Chegamos em Rio Branco em dezembro de 1972 quando muitas famílias migravam de Brasiléia para a capital em busca de melhores oportunidades. Fomos morar na única rua que dava acesso ao cemitério São João Batista. Tinha 11 anos. Ficamos por dois anos nessa casa, alugada, do seu Waldemar, pai da delegada Vânia Lilia. Rio Branco tinha cerca de 70 mil habitantes. Hoje tem 320 mil e continua crescendo…

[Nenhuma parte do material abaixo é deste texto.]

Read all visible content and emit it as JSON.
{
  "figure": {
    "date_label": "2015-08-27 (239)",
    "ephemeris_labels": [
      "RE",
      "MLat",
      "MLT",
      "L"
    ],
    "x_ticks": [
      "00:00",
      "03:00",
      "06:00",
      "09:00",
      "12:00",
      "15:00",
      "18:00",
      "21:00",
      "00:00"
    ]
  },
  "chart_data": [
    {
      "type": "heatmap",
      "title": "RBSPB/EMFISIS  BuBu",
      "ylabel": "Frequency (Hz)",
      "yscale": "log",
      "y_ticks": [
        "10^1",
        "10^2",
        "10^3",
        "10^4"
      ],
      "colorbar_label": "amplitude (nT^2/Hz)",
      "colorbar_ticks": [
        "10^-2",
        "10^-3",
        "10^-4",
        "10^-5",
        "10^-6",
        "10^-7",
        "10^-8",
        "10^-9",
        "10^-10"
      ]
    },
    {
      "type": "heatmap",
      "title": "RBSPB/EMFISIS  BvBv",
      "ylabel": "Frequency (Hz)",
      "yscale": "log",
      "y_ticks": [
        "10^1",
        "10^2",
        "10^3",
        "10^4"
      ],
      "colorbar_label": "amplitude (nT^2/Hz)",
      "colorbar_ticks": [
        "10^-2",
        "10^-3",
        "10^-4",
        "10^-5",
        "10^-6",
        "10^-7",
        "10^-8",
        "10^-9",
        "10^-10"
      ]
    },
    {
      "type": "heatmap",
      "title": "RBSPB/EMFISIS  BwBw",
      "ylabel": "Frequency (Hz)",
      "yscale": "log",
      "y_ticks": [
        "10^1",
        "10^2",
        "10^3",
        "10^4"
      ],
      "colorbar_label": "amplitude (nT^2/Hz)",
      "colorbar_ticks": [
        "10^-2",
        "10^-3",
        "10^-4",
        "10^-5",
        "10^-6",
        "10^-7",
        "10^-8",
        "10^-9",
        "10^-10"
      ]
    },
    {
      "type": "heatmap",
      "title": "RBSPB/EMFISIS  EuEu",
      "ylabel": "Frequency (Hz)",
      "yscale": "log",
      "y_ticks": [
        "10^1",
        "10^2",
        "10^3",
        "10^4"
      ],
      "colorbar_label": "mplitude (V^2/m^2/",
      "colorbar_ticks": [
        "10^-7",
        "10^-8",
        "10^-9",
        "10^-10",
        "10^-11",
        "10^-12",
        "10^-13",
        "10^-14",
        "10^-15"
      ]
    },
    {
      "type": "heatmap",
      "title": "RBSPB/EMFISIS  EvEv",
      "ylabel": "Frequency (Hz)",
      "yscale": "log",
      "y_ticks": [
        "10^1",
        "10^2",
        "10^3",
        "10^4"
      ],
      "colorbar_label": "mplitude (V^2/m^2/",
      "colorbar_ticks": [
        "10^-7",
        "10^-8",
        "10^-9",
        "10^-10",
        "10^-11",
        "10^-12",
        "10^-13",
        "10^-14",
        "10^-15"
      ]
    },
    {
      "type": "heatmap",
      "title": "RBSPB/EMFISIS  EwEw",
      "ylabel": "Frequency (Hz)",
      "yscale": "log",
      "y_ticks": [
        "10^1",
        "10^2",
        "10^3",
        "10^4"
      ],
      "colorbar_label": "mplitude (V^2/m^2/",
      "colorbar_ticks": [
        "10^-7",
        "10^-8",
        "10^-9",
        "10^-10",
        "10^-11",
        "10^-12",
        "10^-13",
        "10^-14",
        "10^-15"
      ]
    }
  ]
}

Da varanda assistia toda semana os cortejos fúnebres passando em direção à morada final. Eram muito diferentes.
O caixão era conduzido por mãos, levados em carroças ou caminhonetas C-10 ou F-75. Seguia bem devagar. O tempo parecia quase parado. A pé familiares e amigos, a maioria vestidos de preto, ou, os homens com uma tarja preta no bolso da camisa de linho branco e as mulheres com a cabeça coberta com um véu negro. Tudo isso, depois de ter passado na igreja para a missa ou culto de despedida.
As portas dos comércios e das casas iam se fechando à medida em que o defunto passava. Algumas pessoas, mesmo sem conhecer o morto, falavam palavras como “vai em paz”, “descanse em paz”. Havia uma atmosfera de luto e respeito à dor do outro.
O morto, embora morto, sabia de antemão, que no seu velório e sepultamento, haveria o calor humano dos vivos, dos parentes, amigos. No mínimo, reverência. Sentimentos, lágrimas de separação e saudade.
Hoje há um pouco de choro aqui, outro acolá. Conversamos sobre amenidades entre bolachas, cafés e refrigerantes. O morto está morto mesmo. O preto, o luto perderam valor. Pode ser qualquer roupa colorida, até shortinho entrando na bunda, bustiê, com sapato de salto alto.
Se o velório for no local do sepultamento é bem melhor. Evita-se o constrangimento para família no meio do trânsito com motoristas e motoqueiros impacientes que gostam de cortar filas de carros; ainda passam buzinando na sua saudação final. Mal sabem eles que estão na fila. Talvez saibam, por isso mesmo correm desesperados.
Em tempos de pandemia a indiferença se acentuou mais ainda. Alguns escarnecem, zombam, fazem chacotas enquanto o número de mortos aumenta. Estamos perdendo nossa humanidade.
Lá se vão cerca de 40 anos desde o 1º velório que vi passar. Tudo mudou. Nos tornamos mecânicos. Industrializou-se a morte e tudo mais que se segue depois, até a lacração da gaveta nos túmulos modernos.
O que se vê no horizonte para nós, sapiens, é tenebroso, nuvens de tempestades. O fim ou o começo de um novo tempo em que não seremos mais os humanos que fomos…tudo terá passado como passou para os que vieram bem antes de nós.